ANKARA (A.A) - Şili'nin önde gelen komünist siyasetçilerden biri olan Neruda, General Augusto Pinochet'in iktidara geldiği askeri darbeden sadece 12 gün sonra 23 Eylül 1973'te prostat kanserinden ölmüştü.
1971 yılında Nobel Edebiyat Ödülünü kazanan Neruda'nın General Pinochet rejimi tarafından zehirlendiği iddialarının tekrar gündeme gelmesiyle yargıç Mario Carroza, Şili Komünist Partisinin Başkanı Guillermo Teillier tarafından Haziran ayında adalete teslim edilen ve Neruda'nın ölümünün araştırılmasını isteyen dilekçeyi kabul etmişti.
Yetkililer, otopsi yapılması için ünlü şairin mezarının açılmasını talep etti.
Şili Komünist Partisi, şairin prostat kanserinden ölmediğini, doktoru tarafından yapılan ne olduğu belirsiz bir enjeksiyonun ardından kalp krizi geçirdiğini ileri sürüyor.
Neruda'nın sekreteri ve şoförü Manuel Araya da rutin kanser tedavisi için hastaneye giden şaire "esrarengiz bir ilaç" enjekte edildiğini iddia etmişti.

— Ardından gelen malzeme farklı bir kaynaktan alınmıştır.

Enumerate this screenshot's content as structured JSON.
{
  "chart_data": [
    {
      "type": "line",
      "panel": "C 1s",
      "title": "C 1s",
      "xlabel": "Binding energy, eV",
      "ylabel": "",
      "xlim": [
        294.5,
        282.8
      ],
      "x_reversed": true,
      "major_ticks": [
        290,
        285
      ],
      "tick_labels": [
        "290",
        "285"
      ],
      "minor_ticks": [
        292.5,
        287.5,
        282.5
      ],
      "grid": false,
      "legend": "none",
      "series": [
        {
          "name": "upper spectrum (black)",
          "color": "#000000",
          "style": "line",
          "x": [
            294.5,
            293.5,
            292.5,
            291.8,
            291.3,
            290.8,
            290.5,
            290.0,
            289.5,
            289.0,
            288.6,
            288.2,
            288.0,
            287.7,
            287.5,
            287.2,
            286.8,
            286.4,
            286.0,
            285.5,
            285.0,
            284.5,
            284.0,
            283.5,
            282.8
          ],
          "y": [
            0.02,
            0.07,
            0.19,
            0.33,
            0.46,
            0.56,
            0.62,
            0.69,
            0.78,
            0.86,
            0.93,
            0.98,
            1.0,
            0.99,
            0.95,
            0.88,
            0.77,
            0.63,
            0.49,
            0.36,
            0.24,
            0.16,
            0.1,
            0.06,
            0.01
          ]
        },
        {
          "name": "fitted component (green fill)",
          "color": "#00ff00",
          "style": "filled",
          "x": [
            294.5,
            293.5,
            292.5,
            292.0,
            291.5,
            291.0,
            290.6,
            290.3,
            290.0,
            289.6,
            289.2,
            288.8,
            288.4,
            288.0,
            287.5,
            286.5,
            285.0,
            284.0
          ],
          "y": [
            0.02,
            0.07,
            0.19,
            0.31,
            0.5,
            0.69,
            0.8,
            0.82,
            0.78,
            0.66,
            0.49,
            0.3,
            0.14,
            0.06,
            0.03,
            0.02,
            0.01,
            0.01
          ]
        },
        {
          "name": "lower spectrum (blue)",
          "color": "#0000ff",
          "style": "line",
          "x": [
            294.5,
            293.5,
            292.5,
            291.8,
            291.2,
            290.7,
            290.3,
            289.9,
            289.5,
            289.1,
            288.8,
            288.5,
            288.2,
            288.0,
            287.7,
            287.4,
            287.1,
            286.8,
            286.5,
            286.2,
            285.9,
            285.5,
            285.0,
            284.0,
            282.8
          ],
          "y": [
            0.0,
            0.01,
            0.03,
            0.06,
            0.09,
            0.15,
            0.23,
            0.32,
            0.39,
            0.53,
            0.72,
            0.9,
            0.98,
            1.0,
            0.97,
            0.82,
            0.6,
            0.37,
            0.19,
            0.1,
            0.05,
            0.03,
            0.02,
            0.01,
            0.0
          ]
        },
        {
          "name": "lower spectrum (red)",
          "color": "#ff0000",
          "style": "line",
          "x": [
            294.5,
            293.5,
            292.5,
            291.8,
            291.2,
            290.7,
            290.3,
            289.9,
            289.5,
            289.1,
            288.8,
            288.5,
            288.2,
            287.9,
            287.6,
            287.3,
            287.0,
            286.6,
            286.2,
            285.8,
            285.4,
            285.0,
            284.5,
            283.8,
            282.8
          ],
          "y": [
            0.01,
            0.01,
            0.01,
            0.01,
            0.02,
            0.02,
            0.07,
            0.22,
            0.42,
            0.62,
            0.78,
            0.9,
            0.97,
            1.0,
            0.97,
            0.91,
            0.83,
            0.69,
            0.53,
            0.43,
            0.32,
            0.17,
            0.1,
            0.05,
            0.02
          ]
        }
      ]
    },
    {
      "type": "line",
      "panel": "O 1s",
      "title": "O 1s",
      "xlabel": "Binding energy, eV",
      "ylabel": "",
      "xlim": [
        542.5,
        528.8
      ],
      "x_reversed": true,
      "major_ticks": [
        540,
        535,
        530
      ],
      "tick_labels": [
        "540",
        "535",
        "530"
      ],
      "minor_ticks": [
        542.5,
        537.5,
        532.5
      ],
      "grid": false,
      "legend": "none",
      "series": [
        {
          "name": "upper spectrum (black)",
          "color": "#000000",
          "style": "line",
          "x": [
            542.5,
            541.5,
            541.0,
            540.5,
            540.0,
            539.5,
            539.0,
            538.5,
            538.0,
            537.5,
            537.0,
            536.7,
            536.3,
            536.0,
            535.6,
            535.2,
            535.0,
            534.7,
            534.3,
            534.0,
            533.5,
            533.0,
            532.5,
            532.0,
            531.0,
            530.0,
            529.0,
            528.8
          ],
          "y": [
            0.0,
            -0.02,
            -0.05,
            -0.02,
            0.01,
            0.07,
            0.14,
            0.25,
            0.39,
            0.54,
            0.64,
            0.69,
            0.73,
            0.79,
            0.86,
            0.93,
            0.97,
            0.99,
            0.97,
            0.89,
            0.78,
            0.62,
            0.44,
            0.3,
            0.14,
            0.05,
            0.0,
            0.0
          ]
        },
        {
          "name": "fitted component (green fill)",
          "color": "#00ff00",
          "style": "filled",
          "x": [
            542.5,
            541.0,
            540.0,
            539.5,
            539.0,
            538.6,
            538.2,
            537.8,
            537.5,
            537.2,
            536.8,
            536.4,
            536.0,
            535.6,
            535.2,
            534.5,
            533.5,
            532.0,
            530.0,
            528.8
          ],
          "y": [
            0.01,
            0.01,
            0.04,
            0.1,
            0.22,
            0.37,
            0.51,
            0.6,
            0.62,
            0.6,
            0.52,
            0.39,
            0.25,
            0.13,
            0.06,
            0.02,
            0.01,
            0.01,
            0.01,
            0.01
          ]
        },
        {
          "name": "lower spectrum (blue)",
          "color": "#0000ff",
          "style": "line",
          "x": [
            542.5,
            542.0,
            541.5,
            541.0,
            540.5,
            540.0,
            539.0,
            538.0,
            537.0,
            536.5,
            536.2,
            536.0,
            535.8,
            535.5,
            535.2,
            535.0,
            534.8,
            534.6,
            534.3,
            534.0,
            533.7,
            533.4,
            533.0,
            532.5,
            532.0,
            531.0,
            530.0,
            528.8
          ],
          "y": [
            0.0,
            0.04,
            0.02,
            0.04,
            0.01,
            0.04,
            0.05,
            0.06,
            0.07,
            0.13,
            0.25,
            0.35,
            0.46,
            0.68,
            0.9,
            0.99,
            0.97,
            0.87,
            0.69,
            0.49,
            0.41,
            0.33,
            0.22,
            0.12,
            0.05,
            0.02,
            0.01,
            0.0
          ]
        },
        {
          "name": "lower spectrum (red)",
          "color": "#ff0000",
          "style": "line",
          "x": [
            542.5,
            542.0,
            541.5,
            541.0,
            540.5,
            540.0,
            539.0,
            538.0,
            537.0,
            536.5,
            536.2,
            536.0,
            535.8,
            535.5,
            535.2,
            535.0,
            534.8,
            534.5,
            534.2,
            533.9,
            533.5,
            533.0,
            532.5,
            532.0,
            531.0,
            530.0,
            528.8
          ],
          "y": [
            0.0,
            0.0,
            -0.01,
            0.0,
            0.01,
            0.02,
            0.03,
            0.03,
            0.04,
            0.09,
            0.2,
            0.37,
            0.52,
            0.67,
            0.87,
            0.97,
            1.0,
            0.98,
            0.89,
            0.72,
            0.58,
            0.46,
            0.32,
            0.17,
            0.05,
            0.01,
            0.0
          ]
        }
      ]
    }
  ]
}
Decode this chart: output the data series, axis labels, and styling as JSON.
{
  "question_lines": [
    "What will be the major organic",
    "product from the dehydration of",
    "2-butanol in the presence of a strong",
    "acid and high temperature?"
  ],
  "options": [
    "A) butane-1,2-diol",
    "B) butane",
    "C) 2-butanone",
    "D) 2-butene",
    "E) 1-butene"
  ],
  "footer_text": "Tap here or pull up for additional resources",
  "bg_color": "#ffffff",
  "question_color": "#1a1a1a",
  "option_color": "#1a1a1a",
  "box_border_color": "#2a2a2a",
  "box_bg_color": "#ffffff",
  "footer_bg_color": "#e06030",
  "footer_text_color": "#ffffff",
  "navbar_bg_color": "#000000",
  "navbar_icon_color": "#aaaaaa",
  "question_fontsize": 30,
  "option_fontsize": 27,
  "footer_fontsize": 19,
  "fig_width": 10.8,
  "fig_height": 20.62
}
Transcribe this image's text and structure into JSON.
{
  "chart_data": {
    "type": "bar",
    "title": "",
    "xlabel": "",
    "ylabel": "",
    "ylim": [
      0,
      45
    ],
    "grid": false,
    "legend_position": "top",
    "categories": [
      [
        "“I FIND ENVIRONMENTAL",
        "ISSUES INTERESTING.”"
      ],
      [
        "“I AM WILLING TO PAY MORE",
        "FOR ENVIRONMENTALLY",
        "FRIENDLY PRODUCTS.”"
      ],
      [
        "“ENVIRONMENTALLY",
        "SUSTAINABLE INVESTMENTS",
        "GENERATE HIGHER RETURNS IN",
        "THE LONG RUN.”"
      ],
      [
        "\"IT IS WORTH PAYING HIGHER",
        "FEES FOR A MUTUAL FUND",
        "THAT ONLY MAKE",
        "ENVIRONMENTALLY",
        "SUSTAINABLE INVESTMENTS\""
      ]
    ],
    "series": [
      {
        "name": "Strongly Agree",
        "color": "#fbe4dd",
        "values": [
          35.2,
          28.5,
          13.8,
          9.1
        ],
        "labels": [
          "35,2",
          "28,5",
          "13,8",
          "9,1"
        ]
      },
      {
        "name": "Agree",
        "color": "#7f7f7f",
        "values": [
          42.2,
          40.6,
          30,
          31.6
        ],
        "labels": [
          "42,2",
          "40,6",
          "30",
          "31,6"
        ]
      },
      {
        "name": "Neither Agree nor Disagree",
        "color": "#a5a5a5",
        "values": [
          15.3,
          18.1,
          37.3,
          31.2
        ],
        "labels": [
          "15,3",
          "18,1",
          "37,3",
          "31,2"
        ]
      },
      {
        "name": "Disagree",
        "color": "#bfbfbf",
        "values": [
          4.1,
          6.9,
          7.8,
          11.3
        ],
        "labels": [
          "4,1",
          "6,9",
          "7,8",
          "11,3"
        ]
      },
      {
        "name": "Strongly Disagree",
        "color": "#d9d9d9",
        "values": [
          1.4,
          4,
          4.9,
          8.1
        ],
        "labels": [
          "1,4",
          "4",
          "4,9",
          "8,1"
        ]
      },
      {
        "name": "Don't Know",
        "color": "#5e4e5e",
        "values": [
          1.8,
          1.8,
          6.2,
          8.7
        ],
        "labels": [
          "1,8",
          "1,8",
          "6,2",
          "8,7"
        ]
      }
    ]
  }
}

Araya, Neruda'nın öldüğü gün hastane yatağından kendisini ve eşini arayarak doktorun uyurken kendisine bir ilaç enjekte etiğini söylediğini belirtmişti.
Şili'de 1972 ve 1990 yılları arasında iktidarda kalan General Pinochet'in diktatörlüğü sırasında işlenen 725 cinayetle ilgili soruşturma başlatılmıştı.
Eski Devlet Başkanı Eduardo Frei de 1982 yılında fıtık ameliyatı olduktan sonra Neruda'nın öldüğü hastanede yaşamını yitirmişti.
Frei'nin ailesi, General Pinochet'e muhalefet eden eski devlet başkanının zehirlendiğinden şüpheleniyor.